Couple therapy can do a lot at difficult times to help with insights into troubling situations. It offers an unbiased and creative space to clarify confused or tangled feelings and habits.
But it is just 50 minutes a week.
Clients sometimes seem surprised that the real work needs to go on between the sessions.
Life gets busy and, once the heady days of early romance become a fading memory, people often allow life’s distractions to get between them. Subsequently, filling the couple gap with ‘other stuff’ is where distance begins and we start to lose sight of that which was once our firm priority.
Closeness and sex cannot exist in a vacuum, but foreplay is more than just pressing the right buttons under the duvet.
Men need sex to feel close; women need to feel close to want sex, is an old cliché, but applies to many of the couples that come for therapy.
When questioned about their day-to-day life, it’s no surprise that for busy people, sex can sometimes become yet another pressure on an already overlong ‘to do’ list. And subsequently it often gets postponed or forgotten altogether until it isn’t even talked about.
Anxieties at work, tiring family duties and individual worries all play their part in allowing what was once a technicolor vibrant couple intensity to fade into, well, certainly not shades of grey, more a faint monochrome memory.

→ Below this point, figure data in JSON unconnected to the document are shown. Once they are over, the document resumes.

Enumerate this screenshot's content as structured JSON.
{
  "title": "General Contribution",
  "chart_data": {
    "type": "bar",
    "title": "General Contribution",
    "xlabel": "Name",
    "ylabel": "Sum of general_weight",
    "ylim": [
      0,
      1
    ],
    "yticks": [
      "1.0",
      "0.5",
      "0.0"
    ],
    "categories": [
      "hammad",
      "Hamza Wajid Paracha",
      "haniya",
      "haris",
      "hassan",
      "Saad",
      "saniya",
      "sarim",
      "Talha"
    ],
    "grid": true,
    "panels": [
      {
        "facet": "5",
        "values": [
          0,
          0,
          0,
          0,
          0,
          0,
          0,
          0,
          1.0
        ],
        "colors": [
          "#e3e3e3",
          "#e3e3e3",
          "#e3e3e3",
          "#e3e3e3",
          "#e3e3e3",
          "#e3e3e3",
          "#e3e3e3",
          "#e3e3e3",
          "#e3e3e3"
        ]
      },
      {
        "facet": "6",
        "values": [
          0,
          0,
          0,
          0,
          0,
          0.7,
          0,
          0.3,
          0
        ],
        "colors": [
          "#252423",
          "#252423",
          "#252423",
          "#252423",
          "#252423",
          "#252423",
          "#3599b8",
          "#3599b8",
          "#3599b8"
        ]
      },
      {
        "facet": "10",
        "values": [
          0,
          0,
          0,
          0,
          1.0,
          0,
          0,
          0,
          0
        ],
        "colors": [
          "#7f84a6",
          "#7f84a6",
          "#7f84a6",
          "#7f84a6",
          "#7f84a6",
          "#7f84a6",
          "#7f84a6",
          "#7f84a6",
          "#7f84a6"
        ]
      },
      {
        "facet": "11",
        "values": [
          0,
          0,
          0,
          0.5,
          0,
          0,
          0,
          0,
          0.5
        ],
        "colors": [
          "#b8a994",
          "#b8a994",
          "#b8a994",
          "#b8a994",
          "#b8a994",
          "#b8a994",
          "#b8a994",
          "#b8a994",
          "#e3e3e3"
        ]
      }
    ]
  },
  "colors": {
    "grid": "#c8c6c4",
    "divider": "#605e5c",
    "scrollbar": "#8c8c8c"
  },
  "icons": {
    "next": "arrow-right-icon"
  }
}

The couple underpins the family and really needs a boost on a regular basis.
This is where Date Night becomes essential. Self conscious and contrived it might appear, but without prioritising each other it’s so easy to stop feeling special and this path leads to disappointment and often an increasing lack of desire.
Make a plan – if possible go out at least once a week. Not with friends or family, but just as a twosome.
If a meal is too complicated or pricey, then just go for a drink or walk.
The vital thing is to switch off those screens, stop fretting the small stuff  – to talk and to really listen to each other. To feel important again and to remember when it was the two of you against the world.
If Cameron and Obama can manage this with their hectic schedules, then the rest of us should have no problem. Book your Date Night into those busy diaries without delay.